As we walk down that path, both confessing our faith and asking for help in our lack of faith, we must keep in mind the nature of our faith struggles. Our struggles are not usually about believing that God is able to do something. Our struggle is to trust in God’s goodness. The above realization that God loved Jesus, but he still did not grant Jesus’ request, addresses some of those doubts about God’s love. While this realization may help, there still will be those painfully raw moments of life, like a father pleading for a troubled son, when we cynically wonder, “What can an all powerful God understand of loss? What can an almighty God understand of a broken hearted father with a broken son?” Likewise today, when reading the scripture about Jesus healing the father’s demon possessed son, you may have been thinking, “Why hasn’t God healed my child? The Bible just includes the stories with a happy ending. Is there any father in the Bible whose son isn’t delivered?” In response to those doubts, the Christian faith proclaims, “There is a father whose son was not delivered – the Heavenly Father. There is a God who has the heart of a father and knows what it is like to see his son broken.” The triune God knows a Father’s love and knows suffering. He can be believed; he can be trusted.
While this whole line of thinking may cause some systematic thinkers to want to clarify issues about the Trinity and that the Father, Son, and Spirit are one—so that Jesus’ death was also a self-sacrifice and according to his own (divine) will—the takeaway for today is that God the Father understands the pain of having a loved one suffer. If you are suffering, it doesn’t mean God does not love you or he doesn’t have your best interest in mind, just as Jesus’ suffering didn’t mean God somehow stopped loving him. The Triune God knows a Father’s love, and knows suffering. His heart towards you is good and trustworthy. Go to him with whatever faith you have, crying out “I do believe; help my unbelief.”
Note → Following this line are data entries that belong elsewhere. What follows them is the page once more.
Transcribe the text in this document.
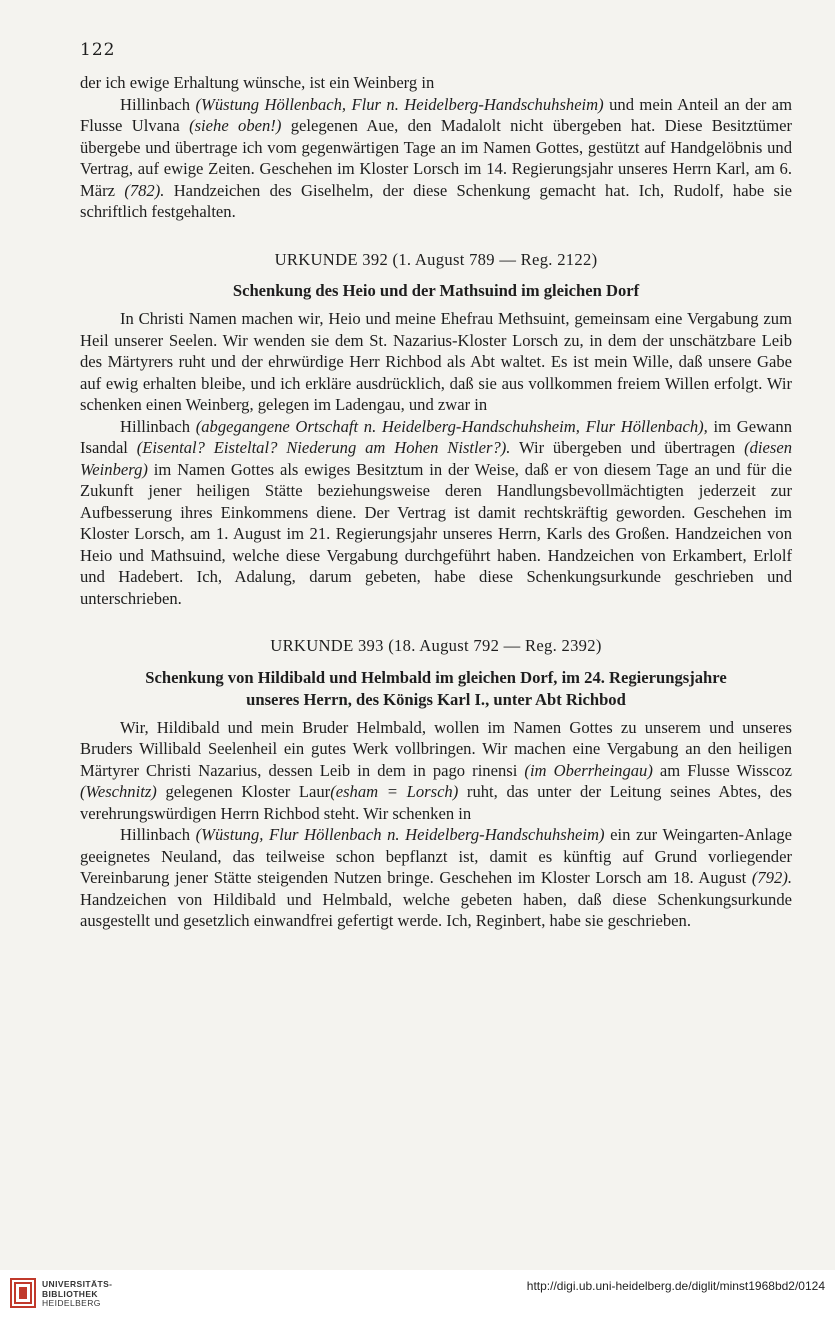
122

der ich ewige Erhaltung wünsche, ist ein Weinberg in

Hillinbach (Wüstung Höllenbach, Flur n. Heidelberg-Handschuhsheim) und mein Anteil an der am Flusse Ulvana (siehe oben!) gelegenen Aue, den Madalolt nicht übergeben hat. Diese Besitztümer übergebe und übertrage ich vom gegenwärtigen Tage an im Namen Gottes, gestützt auf Handgelöbnis und Vertrag, auf ewige Zeiten. Geschehen im Kloster Lorsch im 14. Regierungsjahr unseres Herrn Karl, am 6. März (782). Handzeichen des Giselhelm, der diese Schenkung gemacht hat. Ich, Rudolf, habe sie schriftlich festgehalten.

URKUNDE 392 (1. August 789 — Reg. 2122)

Schenkung des Heio und der Mathsuind im gleichen Dorf

In Christi Namen machen wir, Heio und meine Ehefrau Methsuint, gemeinsam eine Vergabung zum Heil unserer Seelen. Wir wenden sie dem St. Nazarius-Kloster Lorsch zu, in dem der unschätzbare Leib des Märtyrers ruht und der ehrwürdige Herr Richbod als Abt waltet. Es ist mein Wille, daß unsere Gabe auf ewig erhalten bleibe, und ich erkläre ausdrücklich, daß sie aus vollkommen freiem Willen erfolgt. Wir schenken einen Weinberg, gelegen im Ladengau, und zwar in

Hillinbach (abgegangene Ortschaft n. Heidelberg-Handschuhsheim, Flur Höllenbach), im Gewann Isandal (Eisental? Eisteltal? Niederung am Hohen Nistler?). Wir übergeben und übertragen (diesen Weinberg) im Namen Gottes als ewiges Besitztum in der Weise, daß er von diesem Tage an und für die Zukunft jener heiligen Stätte beziehungsweise deren Handlungsbevollmächtigten jederzeit zur Aufbesserung ihres Einkommens diene. Der Vertrag ist damit rechtskräftig geworden. Geschehen im Kloster Lorsch, am 1. August im 21. Regierungsjahr unseres Herrn, Karls des Großen. Handzeichen von Heio und Mathsuind, welche diese Vergabung durchgeführt haben. Handzeichen von Erkambert, Erlolf und Hadebert. Ich, Adalung, darum gebeten, habe diese Schenkungsurkunde geschrieben und unterschrieben.

URKUNDE 393 (18. August 792 — Reg. 2392)

Schenkung von Hildibald und Helmbald im gleichen Dorf, im 24. Regierungsjahre
unseres Herrn, des Königs Karl I., unter Abt Richbod

Wir, Hildibald und mein Bruder Helmbald, wollen im Namen Gottes zu unserem und unseres Bruders Willibald Seelenheil ein gutes Werk vollbringen. Wir machen eine Vergabung an den heiligen Märtyrer Christi Nazarius, dessen Leib in dem in pago rinensi (im Oberrheingau) am Flusse Wisscoz (Weschnitz) gelegenen Kloster Laur(esham = Lorsch) ruht, das unter der Leitung seines Abtes, des verehrungswürdigen Herrn Richbod steht. Wir schenken in

Hillinbach (Wüstung, Flur Höllenbach n. Heidelberg-Handschuhsheim) ein zur Weingarten-Anlage geeignetes Neuland, das teilweise schon bepflanzt ist, damit es künftig auf Grund vorliegender Vereinbarung jener Stätte steigenden Nutzen bringe. Geschehen im Kloster Lorsch am 18. August (792). Handzeichen von Hildibald und Helmbald, welche gebeten haben, daß diese Schenkungsurkunde ausgestellt und gesetzlich einwandfrei gefertigt werde. Ich, Reginbert, habe sie geschrieben.

UNIVERSITÄTS-
BIBLIOTHEK
HEIDELBERG
http://digi.ub.uni-heidelberg.de/diglit/minst1968bd2/0124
On this Father’s Day, let the cry of that father in Mark 9 be your prayer as you navigate all the emotions and experiences of fatherhood. Be real in your prayers. Ask Jesus not just to help your children and circumstances, but ask him to help your unbelief. As you pray, remember who God is. He is our loving Father who knows what it is like to have his beloved Son suffer. If the Triune God experienced suffering so that you could be his eternal child, then you know his heart towards you is good and can be trusted. Keep going to him. Fathers bring your children, your own lack of faith, your sicknesses, and your sorrows. If you have issues you need to clear up with your father, go to God with them. Christ will bring a healing to your relationships and faith that you cannot achieve by yourself.